The first step to becoming a critical care nurse is to earn an RN credential. Some hospitals offer a diploma in nursing. Other routes to becoming an RN are getting an Associate Degree in Nursing (ADN) at a community college or a Bachelor of Science in Nursing (BSN) at a 4-year institution. Candidates must also pass a national licensing exam to become an RN, the NCLEX-RN. Many nurse education programs offer courses in critical care that help prepare nurses for the specialty, but most training in the field is provided by hospitals after a nurse has been hired to work in critical care.
Many critical care nurses pursue certification in the specialty. Certification is not mandatory, but many employers prefer nurses who have this credential because it verifies they've met professional standards. Experience in critical care, passing a rigorous exam and continuing education are necessary to earn certification in critical care through the American Association of Critical Care Nurses. Certified critical care nurses often earn higher salaries than their counterparts who have not obtained certification.

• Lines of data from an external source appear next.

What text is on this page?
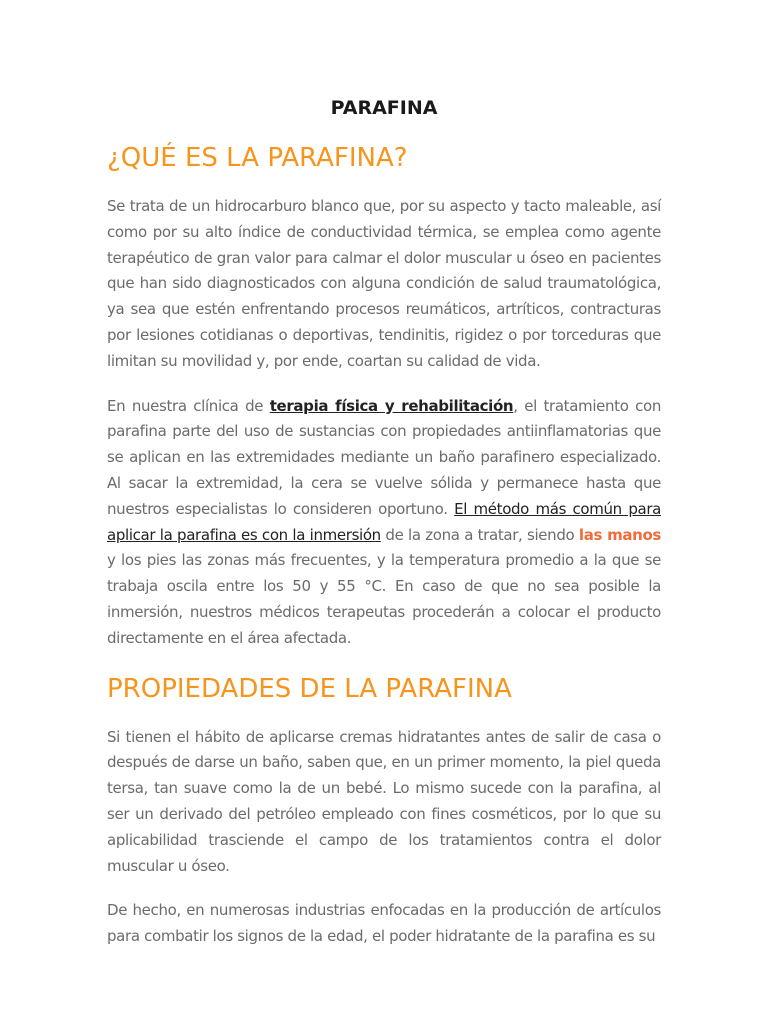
PARAFINA
¿QUÉ ES LA PARAFINA?

Se trata de un hidrocarburo blanco que, por su aspecto y tacto maleable, así como por su alto índice de conductividad térmica, se emplea como agente terapéutico de gran valor para calmar el dolor muscular u óseo en pacientes que han sido diagnosticados con alguna condición de salud traumatológica, ya sea que estén enfrentando procesos reumáticos, artríticos, contracturas por lesiones cotidianas o deportivas, tendinitis, rigidez o por torceduras que limitan su movilidad y, por ende, coartan su calidad de vida.

En nuestra clínica de terapia física y rehabilitación, el tratamiento con parafina parte del uso de sustancias con propiedades antiinflamatorias que se aplican en las extremidades mediante un baño parafinero especializado. Al sacar la extremidad, la cera se vuelve sólida y permanece hasta que nuestros especialistas lo consideren oportuno. El método más común para aplicar la parafina es con la inmersión de la zona a tratar, siendo las manos y los pies las zonas más frecuentes, y la temperatura promedio a la que se trabaja oscila entre los 50 y 55 °C. En caso de que no sea posible la inmersión, nuestros médicos terapeutas procederán a colocar el producto directamente en el área afectada.

PROPIEDADES DE LA PARAFINA

Si tienen el hábito de aplicarse cremas hidratantes antes de salir de casa o después de darse un baño, saben que, en un primer momento, la piel queda tersa, tan suave como la de un bebé. Lo mismo sucede con la parafina, al ser un derivado del petróleo empleado con fines cosméticos, por lo que su aplicabilidad trasciende el campo de los tratamientos contra el dolor muscular u óseo.

De hecho, en numerosas industrias enfocadas en la producción de artículos para combatir los signos de la edad, el poder hidratante de la parafina es su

Due to the complexity of patient care involved in critical care nursing, many RNs continue their education to become advanced practice nurses. It's not uncommon to find critical care nurses with master's and doctoral degrees in acute care settings. Typically, advance practice nurses in this specialty become clinical nurse specialists or acute-care nurse practitioners, positions which offer a higher degree of patient responsibility and independence.
Employment Outlook and Salary Information
According to the U.S. Bureau of Labor Statistics (BLS), jobs for registered nurses should increase by 7% between 2019 and 2029. In 2020, the median annual salary for registered nurses was $75,330, per BLS.
Critical care nurses must be able to thrive under immense pressure, long hours, and a fast paced work environment. If this sounds like you, and you have an interest in working in the healthcare industry, then this might be the right career for you!